FACT released today the following statement concerning the negative impact of litigation over Senate Bill 1/House Bill 1 addressing “gender affirming case” provided to minors may have on the nature and scope of parental rights.
An amendment has been offered to the House and Senate Republican Leadership by FACT to counter the ACLU’s version of parental rights that will be used in federal court as the basis for its claim that the proposed law is unconstitutional. The proposed amendment is at this link. It shows the language of the provision in the bill at issue, the two sentences in that provision that FACT believes must be removed, and the addition (in red font) that we believe must be made.

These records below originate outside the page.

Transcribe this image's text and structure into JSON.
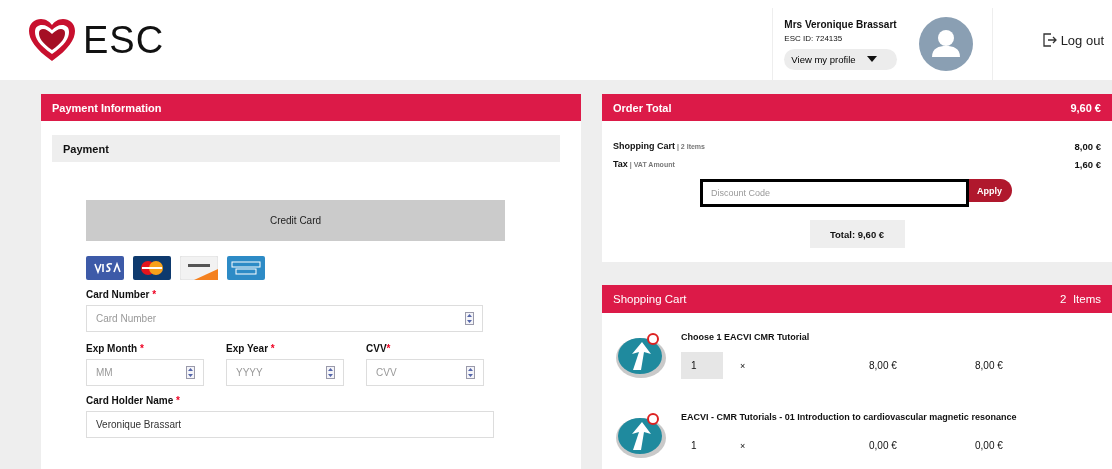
{
  "header": {
    "logo_text": "ESC",
    "user_name": "Mrs Veronique Brassart",
    "esc_id": "ESC ID: 724135",
    "profile_button": "View my profile",
    "logout": "Log out"
  },
  "payment": {
    "title": "Payment Information",
    "section": "Payment",
    "method": "Credit Card",
    "card_brands": [
      {
        "kind": "visa"
      },
      {
        "kind": "mastercard"
      },
      {
        "kind": "discover"
      },
      {
        "kind": "amex"
      }
    ],
    "rows": [
      {
        "fields": [
          {
            "label": "Card Number",
            "mark": " *",
            "placeholder": "Card Number",
            "spinner": true
          }
        ]
      },
      {
        "fields": [
          {
            "label": "Exp Month",
            "mark": " *",
            "placeholder": "MM",
            "spinner": true
          },
          {
            "label": "Exp Year",
            "mark": " *",
            "placeholder": "YYYY",
            "spinner": true
          },
          {
            "label": "CVV",
            "mark": "*",
            "placeholder": "CVV",
            "spinner": true
          }
        ]
      },
      {
        "fields": [
          {
            "label": "Card Holder Name",
            "mark": " *",
            "value": "Veronique Brassart",
            "spinner": false
          }
        ]
      }
    ]
  },
  "order_total": {
    "title": "Order Total",
    "amount": "9,60 €",
    "lines": [
      {
        "label": "Shopping Cart",
        "note": "| 2 Items",
        "amount": "8,00 €"
      },
      {
        "label": "Tax",
        "note": "| VAT Amount",
        "amount": "1,60 €"
      }
    ],
    "discount": {
      "placeholder": "Discount Code",
      "button": "Apply"
    },
    "total": "Total: 9,60 €"
  },
  "cart": {
    "title": "Shopping Cart",
    "count": "2  Items",
    "items": [
      {
        "name": "Choose 1 EACVI CMR Tutorial",
        "quantity": "1",
        "quantity_editable": true,
        "times": "×",
        "price": "8,00 €",
        "total": "8,00 €"
      },
      {
        "name": "EACVI - CMR Tutorials - 01 Introduction to cardiovascular magnetic resonance",
        "quantity": "1",
        "quantity_editable": false,
        "times": "×",
        "price": "0,00 €",
        "total": "0,00 €"
      }
    ]
  }
}
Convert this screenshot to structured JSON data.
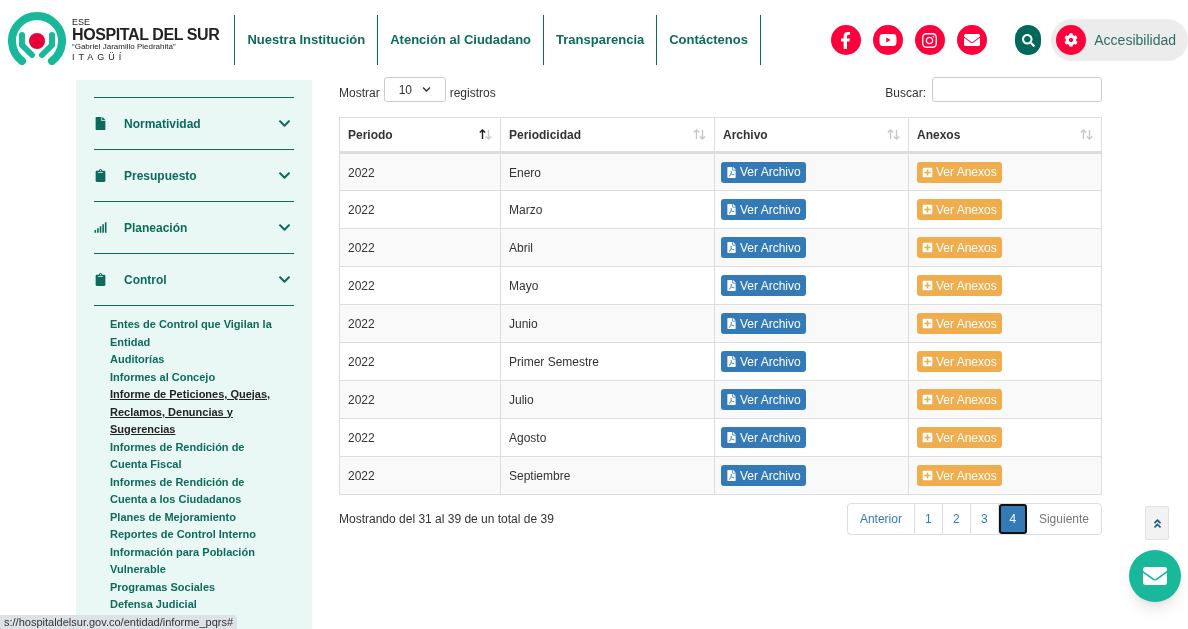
{
  "logo": {
    "prefix": "ESE",
    "name": "HOSPITAL DEL SUR",
    "subtitle": "“Gabriel Jaramillo Piedrahita”",
    "city": "ITAGÜÍ"
  },
  "nav": [
    "Nuestra Institución",
    "Atención al Ciudadano",
    "Transparencia",
    "Contáctenos"
  ],
  "social": [
    {
      "kind": "facebook"
    },
    {
      "kind": "youtube"
    },
    {
      "kind": "instagram"
    },
    {
      "kind": "mail"
    }
  ],
  "accessibility": {
    "label": "Accesibilidad"
  },
  "sidebar": {
    "items": [
      {
        "label": "Normatividad",
        "kind": "file"
      },
      {
        "label": "Presupuesto",
        "kind": "clipboard"
      },
      {
        "label": "Planeación",
        "kind": "signal"
      },
      {
        "label": "Control",
        "kind": "clipboard",
        "children": [
          {
            "label": "Entes de Control que Vigilan la Entidad",
            "selected": false
          },
          {
            "label": "Auditorías",
            "selected": false
          },
          {
            "label": "Informes al Concejo",
            "selected": false
          },
          {
            "label": "Informe de Peticiones, Quejas, Reclamos, Denuncias y Sugerencias",
            "selected": true
          },
          {
            "label": "Informes de Rendición de Cuenta Fiscal",
            "selected": false
          },
          {
            "label": "Informes de Rendición de Cuenta a los Ciudadanos",
            "selected": false
          },
          {
            "label": "Planes de Mejoramiento",
            "selected": false
          },
          {
            "label": "Reportes de Control Interno",
            "selected": false
          },
          {
            "label": "Información para Población Vulnerable",
            "selected": false
          },
          {
            "label": "Programas Sociales",
            "selected": false
          },
          {
            "label": "Defensa Judicial",
            "selected": false
          }
        ]
      }
    ]
  },
  "length_menu": {
    "before": "Mostrar",
    "value": "10",
    "after": "registros"
  },
  "search": {
    "label": "Buscar:"
  },
  "table": {
    "columns": [
      {
        "label": "Periodo",
        "sorted": true
      },
      {
        "label": "Periodicidad",
        "sorted": false
      },
      {
        "label": "Archivo",
        "sorted": false
      },
      {
        "label": "Anexos",
        "sorted": false
      }
    ],
    "rows": [
      {
        "periodo": "2022",
        "periodicidad": "Enero",
        "archivo": "Ver Archivo",
        "anexos": "Ver Anexos"
      },
      {
        "periodo": "2022",
        "periodicidad": "Marzo",
        "archivo": "Ver Archivo",
        "anexos": "Ver Anexos"
      },
      {
        "periodo": "2022",
        "periodicidad": "Abril",
        "archivo": "Ver Archivo",
        "anexos": "Ver Anexos"
      },
      {
        "periodo": "2022",
        "periodicidad": "Mayo",
        "archivo": "Ver Archivo",
        "anexos": "Ver Anexos"
      },
      {
        "periodo": "2022",
        "periodicidad": "Junio",
        "archivo": "Ver Archivo",
        "anexos": "Ver Anexos"
      },
      {
        "periodo": "2022",
        "periodicidad": "Primer Semestre",
        "archivo": "Ver Archivo",
        "anexos": "Ver Anexos"
      },
      {
        "periodo": "2022",
        "periodicidad": "Julio",
        "archivo": "Ver Archivo",
        "anexos": "Ver Anexos"
      },
      {
        "periodo": "2022",
        "periodicidad": "Agosto",
        "archivo": "Ver Archivo",
        "anexos": "Ver Anexos"
      },
      {
        "periodo": "2022",
        "periodicidad": "Septiembre",
        "archivo": "Ver Archivo",
        "anexos": "Ver Anexos"
      }
    ]
  },
  "info": "Mostrando del 31 al 39 de un total de 39",
  "pagination": {
    "previous": "Anterior",
    "next": "Siguiente",
    "pages": [
      {
        "label": "1",
        "selected": false
      },
      {
        "label": "2",
        "selected": false
      },
      {
        "label": "3",
        "selected": false
      },
      {
        "label": "4",
        "selected": true
      }
    ]
  },
  "status_bar": {
    "url": "s://hospitaldelsur.gov.co/entidad/informe_pqrs#"
  }
}
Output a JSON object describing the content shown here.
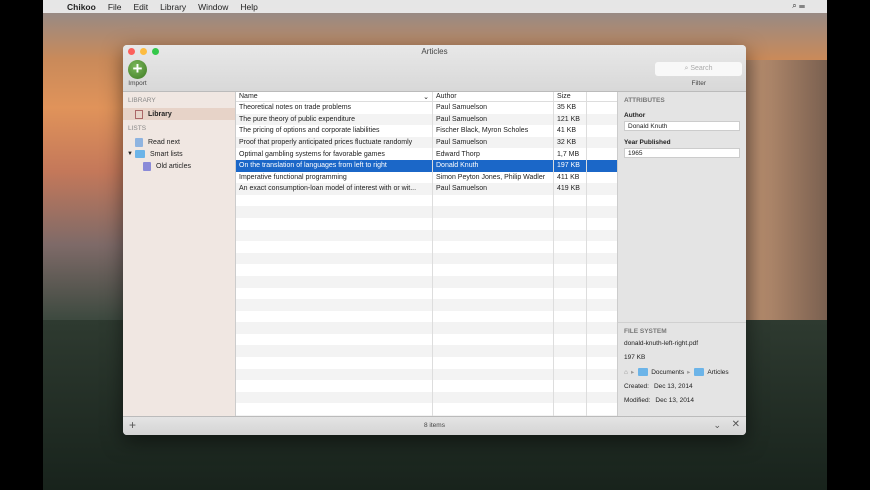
{
  "menubar": {
    "apple": "",
    "app": "Chikoo",
    "items": [
      "File",
      "Edit",
      "Library",
      "Window",
      "Help"
    ],
    "right": "⌕   ☰"
  },
  "window": {
    "title": "Articles",
    "import_label": "Import",
    "search_placeholder": "Search",
    "filter_label": "Filter"
  },
  "sidebar": {
    "library_header": "LIBRARY",
    "library_item": "Library",
    "lists_header": "LISTS",
    "items": [
      {
        "label": "Read next"
      },
      {
        "label": "Smart lists"
      },
      {
        "label": "Old articles"
      }
    ]
  },
  "table": {
    "columns": [
      "Name",
      "Author",
      "Size"
    ],
    "rows": [
      {
        "name": "Theoretical notes on trade problems",
        "author": "Paul Samuelson",
        "size": "35 KB"
      },
      {
        "name": "The pure theory of public expenditure",
        "author": "Paul Samuelson",
        "size": "121 KB"
      },
      {
        "name": "The pricing of options and corporate liabilities",
        "author": "Fischer Black, Myron Scholes",
        "size": "41 KB"
      },
      {
        "name": "Proof that properly anticipated prices fluctuate randomly",
        "author": "Paul Samuelson",
        "size": "32 KB"
      },
      {
        "name": "Optimal gambling systems for favorable games",
        "author": "Edward Thorp",
        "size": "1,7 MB"
      },
      {
        "name": "On the translation of languages from left to right",
        "author": "Donald Knuth",
        "size": "197 KB",
        "selected": true
      },
      {
        "name": "Imperative functional programming",
        "author": "Simon Peyton Jones, Philip Wadler",
        "size": "411 KB"
      },
      {
        "name": "An exact consumption-loan model of interest with or wit...",
        "author": "Paul Samuelson",
        "size": "419 KB"
      }
    ]
  },
  "attributes": {
    "header": "ATTRIBUTES",
    "author_label": "Author",
    "author_value": "Donald Knuth",
    "year_label": "Year Published",
    "year_value": "1965"
  },
  "filesystem": {
    "header": "FILE SYSTEM",
    "filename": "donald-knuth-left-right.pdf",
    "size": "197 KB",
    "path": [
      "Documents",
      "Articles"
    ],
    "created_label": "Created:",
    "created": "Dec 13, 2014",
    "modified_label": "Modified:",
    "modified": "Dec 13, 2014"
  },
  "status": {
    "count": "8 items",
    "add": "+"
  }
}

To date, no response has been given by Senate or House leadership to our request that the offered amendment be adopted.
Statement of The Family Action Council of Tennessee on
Non-Support of
Senate Bill 1/House Bill 1
The Family Action Council of Tennessee supports the legislature’s desire to prohibit health care providers from providing services to minor children that would alter or change the otherwise normal and healthy development of their bodies and organs. However, we cannot support the bill as written.
We believe the people of Tennessee, rightly concerned with what is taking place, deserve an explanation.
The legislature has asserted in Section 68-33-101(m) of the proposed bill that the government can interfere in the constitutionally protected parent-child relationship because it has a “compelling interest in protecting minors” from “emotional harm” and “in promoting the dignity of minors.”
We cannot embrace such a broad and unlimited scope of justification for government interference in the parent-child relationship. In 1923, the United States Supreme Court rightly held that the constitution puts limits on the state’s police power when it comes to the parent-child relationship. As the Court said two years later, “The child is not the mere creature of the State.”
Without clarification, Section (m) could well mean the government has the lawful authority to second-guess what parents think promotes the dignity and emotional health of their children. We cannot accept such a broad power in the government even if, in this instance, it would be exercised to prevent what we agree is harmful.
We believe our concerns can be addressed, whereas the ACLU’s legal counsel testified last week that there is no lawful and constitutional answer to these concerns.
We disagree and stand ready with language already written and reviewed by a team of legal scholars that rightly, lawfully, and objectively limits the government’s asserted power without thwarting the legislature’s effort to address the specific harm that is its primary objective.
The adage that “the right thing done the wrong way is still wrong” applies in this instance.
Absent changes to Section (m), we regret we cannot endorse legislation we would otherwise strongly support.